By engaging students in the STEM Farm project, I was able to incorporate experiential learning strategies. Students were taken through a concrete experience that extended their understanding, as well as their reflective observation, conceptualization, and active experimentation skills. The project helped students to look beyond the purely cognitive and content acquisition to connect to the physical, artistic, emotional, and social.
Students planted the seeds in a seedling tray but many seedlings did not survive. The critical question was,“Why did they die?” After a series of discussions and brainstorming, the conditions were varied, and in July, the seedlings were transplanted to the hydroponic system. Students were able to learn an important lesson in entrepreneurship: resilience. Things are not always the way they seem, and they must be able to balance excitement and reality in order to succeed as entrepreneurs. Students were so proud of themselves and so excited to see the product of their brainstorming and research activities.
What I did to keep them motivated was to group them in line with their skills. They were grouped into several teams, like social media teams, graphics teams, video editing teams, and the marketing teams, and branding teams. The students were really excited because they were engaged in the area where they were so versatile and skillful. – Samuel Awoyemi Olaoluwa
The project helped students to develop critical thinking, problem solving, and entrepreneurial skills to live a better life, as well as advocacy skills to encourage their peers, parents and community members to take action.

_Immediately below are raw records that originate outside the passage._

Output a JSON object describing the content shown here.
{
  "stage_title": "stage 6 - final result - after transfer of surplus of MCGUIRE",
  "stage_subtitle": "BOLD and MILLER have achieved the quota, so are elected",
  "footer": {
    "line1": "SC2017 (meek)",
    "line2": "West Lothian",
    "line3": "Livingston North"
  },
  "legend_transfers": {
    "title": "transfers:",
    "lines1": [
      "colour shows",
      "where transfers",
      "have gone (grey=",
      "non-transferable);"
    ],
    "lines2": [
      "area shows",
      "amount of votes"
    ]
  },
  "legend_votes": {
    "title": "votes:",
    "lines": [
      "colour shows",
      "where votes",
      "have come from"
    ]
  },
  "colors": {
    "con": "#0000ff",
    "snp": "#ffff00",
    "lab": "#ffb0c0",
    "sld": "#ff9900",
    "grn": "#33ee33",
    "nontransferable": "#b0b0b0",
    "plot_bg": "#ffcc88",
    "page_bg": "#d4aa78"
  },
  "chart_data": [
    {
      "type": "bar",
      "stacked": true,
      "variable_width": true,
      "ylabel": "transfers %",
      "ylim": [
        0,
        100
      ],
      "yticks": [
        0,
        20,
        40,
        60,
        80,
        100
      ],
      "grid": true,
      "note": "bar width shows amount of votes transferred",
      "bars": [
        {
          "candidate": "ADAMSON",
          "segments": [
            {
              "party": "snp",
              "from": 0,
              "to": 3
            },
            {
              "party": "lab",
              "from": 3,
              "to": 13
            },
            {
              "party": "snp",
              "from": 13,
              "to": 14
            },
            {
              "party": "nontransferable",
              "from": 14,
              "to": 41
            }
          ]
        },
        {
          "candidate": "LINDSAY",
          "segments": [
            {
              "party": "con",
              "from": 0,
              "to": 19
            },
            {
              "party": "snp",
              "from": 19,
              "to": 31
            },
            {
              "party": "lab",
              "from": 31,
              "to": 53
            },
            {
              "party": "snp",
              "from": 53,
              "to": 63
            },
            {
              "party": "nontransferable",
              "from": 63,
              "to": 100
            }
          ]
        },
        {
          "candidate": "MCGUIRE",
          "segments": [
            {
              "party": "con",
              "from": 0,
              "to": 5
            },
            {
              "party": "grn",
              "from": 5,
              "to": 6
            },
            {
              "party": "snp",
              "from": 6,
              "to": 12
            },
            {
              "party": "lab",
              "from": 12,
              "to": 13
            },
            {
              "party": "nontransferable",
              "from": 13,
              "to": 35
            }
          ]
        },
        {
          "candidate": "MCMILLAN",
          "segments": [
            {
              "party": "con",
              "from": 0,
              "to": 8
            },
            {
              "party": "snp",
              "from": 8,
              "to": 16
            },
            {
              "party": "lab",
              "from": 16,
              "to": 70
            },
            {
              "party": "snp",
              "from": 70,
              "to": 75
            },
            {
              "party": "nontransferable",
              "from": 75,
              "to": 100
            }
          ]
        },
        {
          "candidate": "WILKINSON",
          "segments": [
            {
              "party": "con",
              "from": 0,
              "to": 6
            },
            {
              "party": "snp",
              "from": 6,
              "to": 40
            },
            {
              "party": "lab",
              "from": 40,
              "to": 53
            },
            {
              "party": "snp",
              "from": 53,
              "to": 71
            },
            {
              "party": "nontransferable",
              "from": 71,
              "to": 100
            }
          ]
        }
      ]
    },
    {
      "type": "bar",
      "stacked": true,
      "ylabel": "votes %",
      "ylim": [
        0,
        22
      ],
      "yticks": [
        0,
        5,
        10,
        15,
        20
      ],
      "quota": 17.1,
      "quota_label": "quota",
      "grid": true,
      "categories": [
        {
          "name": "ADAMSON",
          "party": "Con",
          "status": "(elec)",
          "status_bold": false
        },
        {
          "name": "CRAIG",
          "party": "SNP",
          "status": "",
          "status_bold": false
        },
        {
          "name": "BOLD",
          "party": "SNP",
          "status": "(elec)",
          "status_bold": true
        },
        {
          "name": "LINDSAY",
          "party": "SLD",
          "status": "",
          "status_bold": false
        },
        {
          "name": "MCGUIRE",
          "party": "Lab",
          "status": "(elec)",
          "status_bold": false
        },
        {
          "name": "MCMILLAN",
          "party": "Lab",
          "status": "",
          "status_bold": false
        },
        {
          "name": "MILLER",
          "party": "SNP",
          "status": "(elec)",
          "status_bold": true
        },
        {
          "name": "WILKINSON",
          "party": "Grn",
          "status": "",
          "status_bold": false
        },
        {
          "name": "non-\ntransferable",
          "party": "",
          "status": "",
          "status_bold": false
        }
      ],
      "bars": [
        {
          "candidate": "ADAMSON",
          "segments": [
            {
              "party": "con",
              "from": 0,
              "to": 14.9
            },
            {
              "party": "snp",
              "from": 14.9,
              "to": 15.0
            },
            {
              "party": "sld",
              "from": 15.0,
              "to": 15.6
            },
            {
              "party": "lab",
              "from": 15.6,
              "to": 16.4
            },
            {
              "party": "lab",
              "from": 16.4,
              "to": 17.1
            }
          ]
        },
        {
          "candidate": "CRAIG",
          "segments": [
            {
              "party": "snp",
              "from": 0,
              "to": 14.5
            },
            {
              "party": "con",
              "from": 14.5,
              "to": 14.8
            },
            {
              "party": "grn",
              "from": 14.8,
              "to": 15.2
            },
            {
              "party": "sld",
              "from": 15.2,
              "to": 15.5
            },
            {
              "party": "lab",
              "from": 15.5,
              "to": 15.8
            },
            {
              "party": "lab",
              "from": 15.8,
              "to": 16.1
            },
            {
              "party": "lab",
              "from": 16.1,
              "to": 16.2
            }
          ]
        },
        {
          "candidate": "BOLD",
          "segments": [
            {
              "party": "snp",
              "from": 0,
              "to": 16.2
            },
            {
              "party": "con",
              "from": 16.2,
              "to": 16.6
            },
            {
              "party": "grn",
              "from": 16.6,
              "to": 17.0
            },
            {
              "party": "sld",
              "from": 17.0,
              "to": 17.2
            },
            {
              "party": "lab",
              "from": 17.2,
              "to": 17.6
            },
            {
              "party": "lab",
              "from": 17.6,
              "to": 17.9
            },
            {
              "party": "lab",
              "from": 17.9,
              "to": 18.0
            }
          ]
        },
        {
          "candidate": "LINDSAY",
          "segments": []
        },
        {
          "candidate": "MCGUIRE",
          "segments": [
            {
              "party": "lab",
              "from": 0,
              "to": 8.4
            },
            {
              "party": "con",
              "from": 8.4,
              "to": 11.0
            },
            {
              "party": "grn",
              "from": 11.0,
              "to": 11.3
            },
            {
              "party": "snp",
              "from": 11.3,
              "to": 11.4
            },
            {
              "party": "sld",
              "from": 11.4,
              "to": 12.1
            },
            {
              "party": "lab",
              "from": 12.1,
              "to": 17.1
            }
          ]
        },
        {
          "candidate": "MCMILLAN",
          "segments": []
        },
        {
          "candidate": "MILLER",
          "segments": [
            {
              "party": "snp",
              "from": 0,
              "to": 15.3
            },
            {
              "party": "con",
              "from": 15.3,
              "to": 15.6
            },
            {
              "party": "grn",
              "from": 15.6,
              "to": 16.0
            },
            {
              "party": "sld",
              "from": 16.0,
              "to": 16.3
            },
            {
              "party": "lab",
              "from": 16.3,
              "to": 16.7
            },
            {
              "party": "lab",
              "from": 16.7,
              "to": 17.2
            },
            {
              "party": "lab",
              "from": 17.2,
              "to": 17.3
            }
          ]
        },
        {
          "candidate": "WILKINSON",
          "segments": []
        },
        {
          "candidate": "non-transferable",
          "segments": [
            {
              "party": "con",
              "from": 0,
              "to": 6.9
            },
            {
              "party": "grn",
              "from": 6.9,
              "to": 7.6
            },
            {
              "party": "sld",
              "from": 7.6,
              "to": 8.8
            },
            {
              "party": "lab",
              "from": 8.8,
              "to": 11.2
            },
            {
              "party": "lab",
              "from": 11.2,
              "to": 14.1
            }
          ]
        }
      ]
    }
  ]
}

I have watched my students experience frequent moments of profound happiness several times while working on this project—it is what Maslow called “peak experiences.” This happiness stemmed from the fact that the students were being recognised both locally and internationally for taking action in the community. Students were invited to a number of local and international events and conferences to showcase their work and connect with professionals who could learn from their work and give them valuable feedback.
My students often see various activists, celebrities, influencers, politicians on TV, but seeing them at close range, talking with them, sharing the same podium, and taking photographs with them was even more fulfilling—as is receiving accolades in front of their parents based on their project work. We may not have all the power to control what happens in the world, but educators can influence our students to take little local actions, with the hope of making a significant impact for change, one class at a time.